Monday, May 26, 2008

Situational Awareness

Sometimes, we are to our children as the Acme Corporation is to Wile E. Coyote: we supply equipment that enables the pursuit of some objective, only for the pursuit to end in misadventure. While these are certainly opportunities to teach responsibility, determination, or just better hand-eye coordination, they are also opportunities to help our children develop situational awareness.

From the perspective of executor, it is difficult to critically root-cause the reasons for our successes and failures. We must learn how to externalize so that we recognize the difference among execution failure (the Coyote flying of his own volition with the aid of the Acme Bat-Man costume, only to slam into a mountain because he didn’t have his eyes open), situational failure (being run over by a truck whilst setting a trap using “free bird seed” as the bait), and structural error (powering up the outsized electro-magnet and attracting every sizable metal object – steam rollers, boats, busses – in a very large geographic region and thus becoming the target of his own plan.)

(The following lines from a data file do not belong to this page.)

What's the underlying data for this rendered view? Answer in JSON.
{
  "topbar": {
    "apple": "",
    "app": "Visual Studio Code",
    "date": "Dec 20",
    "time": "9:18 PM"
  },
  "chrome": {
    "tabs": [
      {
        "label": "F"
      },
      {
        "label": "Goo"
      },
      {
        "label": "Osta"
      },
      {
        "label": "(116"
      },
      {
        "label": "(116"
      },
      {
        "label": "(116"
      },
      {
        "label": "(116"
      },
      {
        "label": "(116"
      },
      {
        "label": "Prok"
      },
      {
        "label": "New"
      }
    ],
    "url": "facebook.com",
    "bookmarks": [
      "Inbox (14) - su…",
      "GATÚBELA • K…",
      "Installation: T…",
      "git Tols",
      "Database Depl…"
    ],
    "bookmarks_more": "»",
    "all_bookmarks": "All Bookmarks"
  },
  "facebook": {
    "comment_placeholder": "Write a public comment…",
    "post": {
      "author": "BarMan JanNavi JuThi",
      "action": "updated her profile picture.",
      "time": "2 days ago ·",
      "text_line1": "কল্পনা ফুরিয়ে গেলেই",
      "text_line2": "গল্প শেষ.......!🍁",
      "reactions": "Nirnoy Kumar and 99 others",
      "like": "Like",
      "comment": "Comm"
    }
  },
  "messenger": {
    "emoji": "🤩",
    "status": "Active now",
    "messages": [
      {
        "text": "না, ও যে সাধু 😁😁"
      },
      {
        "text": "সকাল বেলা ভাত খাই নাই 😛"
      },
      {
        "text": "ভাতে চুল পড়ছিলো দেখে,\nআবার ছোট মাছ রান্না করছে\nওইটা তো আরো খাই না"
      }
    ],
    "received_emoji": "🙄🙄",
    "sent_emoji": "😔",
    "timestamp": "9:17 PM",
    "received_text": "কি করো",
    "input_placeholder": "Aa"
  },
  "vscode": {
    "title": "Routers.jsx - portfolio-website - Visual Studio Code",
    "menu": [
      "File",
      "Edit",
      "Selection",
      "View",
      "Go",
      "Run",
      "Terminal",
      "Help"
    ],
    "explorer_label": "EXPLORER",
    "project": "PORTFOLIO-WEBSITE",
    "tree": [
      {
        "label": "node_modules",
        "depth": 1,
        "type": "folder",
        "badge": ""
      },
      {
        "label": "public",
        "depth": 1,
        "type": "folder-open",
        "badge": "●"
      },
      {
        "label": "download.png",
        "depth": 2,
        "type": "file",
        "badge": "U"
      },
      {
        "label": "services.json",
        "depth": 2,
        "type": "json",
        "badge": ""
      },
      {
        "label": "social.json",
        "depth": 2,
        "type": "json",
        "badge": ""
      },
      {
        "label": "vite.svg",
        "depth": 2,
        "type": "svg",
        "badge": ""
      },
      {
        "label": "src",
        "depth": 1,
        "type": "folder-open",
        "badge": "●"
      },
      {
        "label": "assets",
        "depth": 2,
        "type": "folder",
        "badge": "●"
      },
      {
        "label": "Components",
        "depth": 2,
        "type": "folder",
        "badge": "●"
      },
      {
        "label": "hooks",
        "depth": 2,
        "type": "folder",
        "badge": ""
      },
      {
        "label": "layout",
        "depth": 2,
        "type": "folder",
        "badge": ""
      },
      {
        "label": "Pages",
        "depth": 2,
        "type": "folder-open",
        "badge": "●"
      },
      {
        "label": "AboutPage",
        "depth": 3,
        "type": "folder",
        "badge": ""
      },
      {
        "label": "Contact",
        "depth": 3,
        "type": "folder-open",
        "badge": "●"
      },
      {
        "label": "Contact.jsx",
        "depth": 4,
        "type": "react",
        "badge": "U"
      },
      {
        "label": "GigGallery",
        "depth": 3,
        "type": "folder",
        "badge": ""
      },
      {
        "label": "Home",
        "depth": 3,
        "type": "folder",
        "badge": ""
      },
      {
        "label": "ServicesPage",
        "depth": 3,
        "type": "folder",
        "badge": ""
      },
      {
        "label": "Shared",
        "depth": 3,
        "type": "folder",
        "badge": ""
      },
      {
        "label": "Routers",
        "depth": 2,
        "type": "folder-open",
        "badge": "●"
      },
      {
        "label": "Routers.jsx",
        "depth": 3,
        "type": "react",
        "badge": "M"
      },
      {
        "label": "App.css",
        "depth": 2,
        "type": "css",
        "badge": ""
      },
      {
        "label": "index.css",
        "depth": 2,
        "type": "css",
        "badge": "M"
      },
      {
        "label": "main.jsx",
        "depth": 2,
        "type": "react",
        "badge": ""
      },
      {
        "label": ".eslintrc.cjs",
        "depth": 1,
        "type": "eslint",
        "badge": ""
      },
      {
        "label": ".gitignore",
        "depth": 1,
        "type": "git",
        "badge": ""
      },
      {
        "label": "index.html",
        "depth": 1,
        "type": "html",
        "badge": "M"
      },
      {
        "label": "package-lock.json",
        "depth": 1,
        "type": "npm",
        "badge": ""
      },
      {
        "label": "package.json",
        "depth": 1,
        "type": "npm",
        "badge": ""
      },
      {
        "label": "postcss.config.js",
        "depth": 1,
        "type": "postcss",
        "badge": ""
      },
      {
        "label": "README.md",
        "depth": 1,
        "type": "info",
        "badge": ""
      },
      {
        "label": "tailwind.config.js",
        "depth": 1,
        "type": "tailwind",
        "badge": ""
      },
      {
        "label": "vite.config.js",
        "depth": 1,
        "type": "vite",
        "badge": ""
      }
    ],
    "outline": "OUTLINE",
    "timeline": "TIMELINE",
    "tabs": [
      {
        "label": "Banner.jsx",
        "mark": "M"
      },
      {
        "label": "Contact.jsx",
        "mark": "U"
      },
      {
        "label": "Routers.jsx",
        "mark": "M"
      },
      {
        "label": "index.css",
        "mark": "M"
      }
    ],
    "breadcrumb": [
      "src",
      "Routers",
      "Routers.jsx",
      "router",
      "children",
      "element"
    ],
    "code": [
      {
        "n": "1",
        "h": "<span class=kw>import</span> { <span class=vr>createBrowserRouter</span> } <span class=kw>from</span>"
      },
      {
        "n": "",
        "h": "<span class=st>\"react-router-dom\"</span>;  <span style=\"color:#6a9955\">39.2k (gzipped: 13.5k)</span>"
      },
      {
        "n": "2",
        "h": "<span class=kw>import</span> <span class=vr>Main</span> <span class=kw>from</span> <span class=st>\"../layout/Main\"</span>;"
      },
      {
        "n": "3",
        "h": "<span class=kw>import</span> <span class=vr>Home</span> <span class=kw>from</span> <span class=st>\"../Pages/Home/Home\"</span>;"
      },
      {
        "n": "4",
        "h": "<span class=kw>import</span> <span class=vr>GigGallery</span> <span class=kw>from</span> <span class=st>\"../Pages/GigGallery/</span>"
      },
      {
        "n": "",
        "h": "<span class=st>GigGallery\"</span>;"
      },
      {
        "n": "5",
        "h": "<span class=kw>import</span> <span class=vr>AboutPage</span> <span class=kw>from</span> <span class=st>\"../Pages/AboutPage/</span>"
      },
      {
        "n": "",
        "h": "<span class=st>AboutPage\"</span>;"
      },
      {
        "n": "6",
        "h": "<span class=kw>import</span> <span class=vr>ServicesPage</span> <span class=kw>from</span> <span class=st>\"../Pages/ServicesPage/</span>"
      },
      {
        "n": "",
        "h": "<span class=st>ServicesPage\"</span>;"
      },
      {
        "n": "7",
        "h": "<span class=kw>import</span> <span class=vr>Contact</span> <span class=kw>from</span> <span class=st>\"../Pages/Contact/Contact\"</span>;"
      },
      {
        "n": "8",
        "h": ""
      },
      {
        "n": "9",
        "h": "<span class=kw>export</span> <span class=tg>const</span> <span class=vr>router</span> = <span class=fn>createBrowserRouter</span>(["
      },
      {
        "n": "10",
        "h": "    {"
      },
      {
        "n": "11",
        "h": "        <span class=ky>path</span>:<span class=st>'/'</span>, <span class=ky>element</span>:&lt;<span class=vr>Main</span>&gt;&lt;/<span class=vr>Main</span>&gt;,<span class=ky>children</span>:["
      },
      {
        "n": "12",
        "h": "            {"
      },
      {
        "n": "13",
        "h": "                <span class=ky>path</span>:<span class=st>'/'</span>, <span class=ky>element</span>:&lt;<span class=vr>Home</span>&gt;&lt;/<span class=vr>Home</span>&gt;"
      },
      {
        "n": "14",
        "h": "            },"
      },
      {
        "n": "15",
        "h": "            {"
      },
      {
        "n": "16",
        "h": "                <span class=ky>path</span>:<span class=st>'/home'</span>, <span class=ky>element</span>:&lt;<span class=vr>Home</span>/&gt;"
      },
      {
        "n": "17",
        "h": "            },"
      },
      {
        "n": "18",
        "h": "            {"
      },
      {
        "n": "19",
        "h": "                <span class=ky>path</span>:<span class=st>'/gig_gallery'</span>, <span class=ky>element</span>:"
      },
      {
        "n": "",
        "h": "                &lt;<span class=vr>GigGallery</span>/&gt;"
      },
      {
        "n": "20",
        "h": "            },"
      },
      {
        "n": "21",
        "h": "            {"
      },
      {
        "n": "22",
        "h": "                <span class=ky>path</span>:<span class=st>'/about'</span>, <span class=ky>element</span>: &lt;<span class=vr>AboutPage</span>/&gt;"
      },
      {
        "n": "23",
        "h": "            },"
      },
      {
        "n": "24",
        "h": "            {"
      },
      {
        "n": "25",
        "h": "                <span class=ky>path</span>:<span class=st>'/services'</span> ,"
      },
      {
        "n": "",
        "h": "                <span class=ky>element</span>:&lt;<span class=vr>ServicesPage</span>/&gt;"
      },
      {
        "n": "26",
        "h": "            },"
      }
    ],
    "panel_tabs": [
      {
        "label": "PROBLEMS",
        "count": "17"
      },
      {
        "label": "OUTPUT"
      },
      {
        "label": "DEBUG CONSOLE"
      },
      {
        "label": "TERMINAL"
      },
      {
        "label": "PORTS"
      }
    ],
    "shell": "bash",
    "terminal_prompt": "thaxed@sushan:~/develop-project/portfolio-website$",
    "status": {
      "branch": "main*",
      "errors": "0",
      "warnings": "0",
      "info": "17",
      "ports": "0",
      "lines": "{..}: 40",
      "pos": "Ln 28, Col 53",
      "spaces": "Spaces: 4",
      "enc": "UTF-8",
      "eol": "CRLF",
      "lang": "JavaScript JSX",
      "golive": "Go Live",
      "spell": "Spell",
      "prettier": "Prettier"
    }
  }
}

By looking holistically and retrospecting an entire situation and outcome, we learn that it is worth iterating through some pursuits (note to self: keep eyes open), while others are just outright bad ideas (question to self: could what I am about to do become a self-targeted missile?) And it’s important to know when we failed but have no data points on the fitness of our solution, as the proverbial truck will trump the best laid plans of coyotes and men.

Society doesn’t necessarily value this. It encourages us to deny responsibility and be victims of outcomes rather than responsible for them. Is not the Acme Corporation responsible for the misadventure of the coyote? Does the manual to the Bat-Man costume explicitly require that the operator keep his or her eyes open at all times? And what business do they have selling such a powerful electro-magnet in the first place? Whether the coyote is a Super Genius or not is irrelevant; the Acme Corporation is culpable!

Understanding as completely as we can the spectrum of events that form both situation and result allows us to take better informed decisions and improve our quality of life. It gives us independence and greater confidence in our future actions, things we do not get if we deny the responsibility we have for our fate. But it is up to us to develop this capability - and stress the value of it - to our children. In a blameless society, constructive-critical self-assessment is not something our children are likely to learn from anybody else.